El debut de Gimeno en el Real con una asignatura exigentísima sobre el atril hace historia, sin duda ninguna, y sitúa su dirección musical, cuando menos, al mismo nivel que la escénica, lo cual no era a priori nada fácil, porque son asimismo legión los aciertos de Bieito. Ojalá que esta sea la primera de muchas actuaciones futuras del valenciano en la plaza de Oriente, porque no hay representación operística verdaderamente grande sin un gran director musical en el foso. Y Gimeno —ha dejado sobradísimas muestras de ello— lo es. Fue aplaudido por los músicos de su orquesta desde el foso, toda una señal, y en las aclamaciones finales, con muchos espectadores en pie desde nada más bajar el telón, se llevó también las ovaciones mayores de la noche, insólitamente prolongadas para una jornada de estreno en el Real, junto a los dos protagonistas absolutos del espectáculo: Ausřinė Stundytė y Leigh Melrose.
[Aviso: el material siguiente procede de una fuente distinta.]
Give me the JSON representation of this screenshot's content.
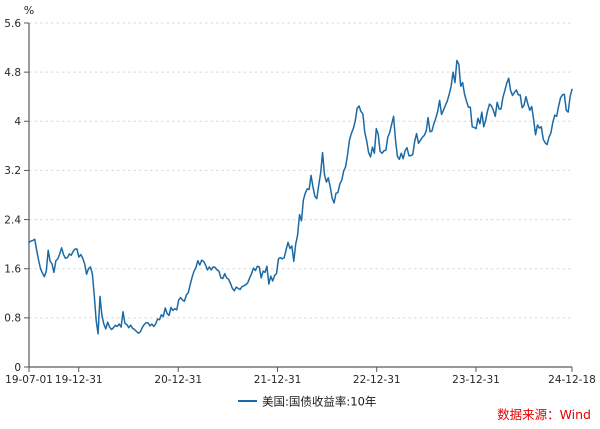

El ángel de fuego se cierra con un acorde ambiguo e incompleto, de tan solo dos notas (re bemol-fa), remachado largamente por toda la orquesta, lo que constituye un final abierto a casi cualesquiera interpretaciones, del mismo modo que esa Renata respirando con fuerza ante la bicicleta ardiendo (su bicicleta) que nos propone Bieito antes de que baje el telón admite también diversas lecturas. ¿El símbolo de su infancia convertido por fin en su simbólico “ángel de fuego”? ¿La hoguera a la que la condena el Inquisidor por cultivar la brujería con una víctima propiciatoria diferente? Venimos del fuego final —destructor o regenerador— de Ocaso de los dioses y en junio nos espera la hoguera de Juana de Arco. Paradójicamente, en una entrada de su diario, fechada el 28 de septiembre de 1926, Prokófiev, ferviente adepto de la Ciencia Cristiana desde hacía ya más de dos años, escribe que no encuentra sentido a seguir dedicando esfuerzos a una ópera que considera la “adversaria” de sus creencias religiosas. Y no atisba más solución que “entregar El ángel de fuego a las llamas”, al igual que había hecho Gógol con la segunda parte de Almas muertas. No lo hizo, por suerte para todos, porque admiraba la música que había en ella, y gracias a ese orgullo de padre de una criatura que le había causado tantos desvelos y sinsabores podemos ver ahora esa bicicleta envuelta en llamas que nos deja, tras dos horas ininterrumpidas de un espectáculo extraordinario y abrasadoramente intenso, con un nudo en la garganta y un sinfín de preguntas flotando en el cerebro.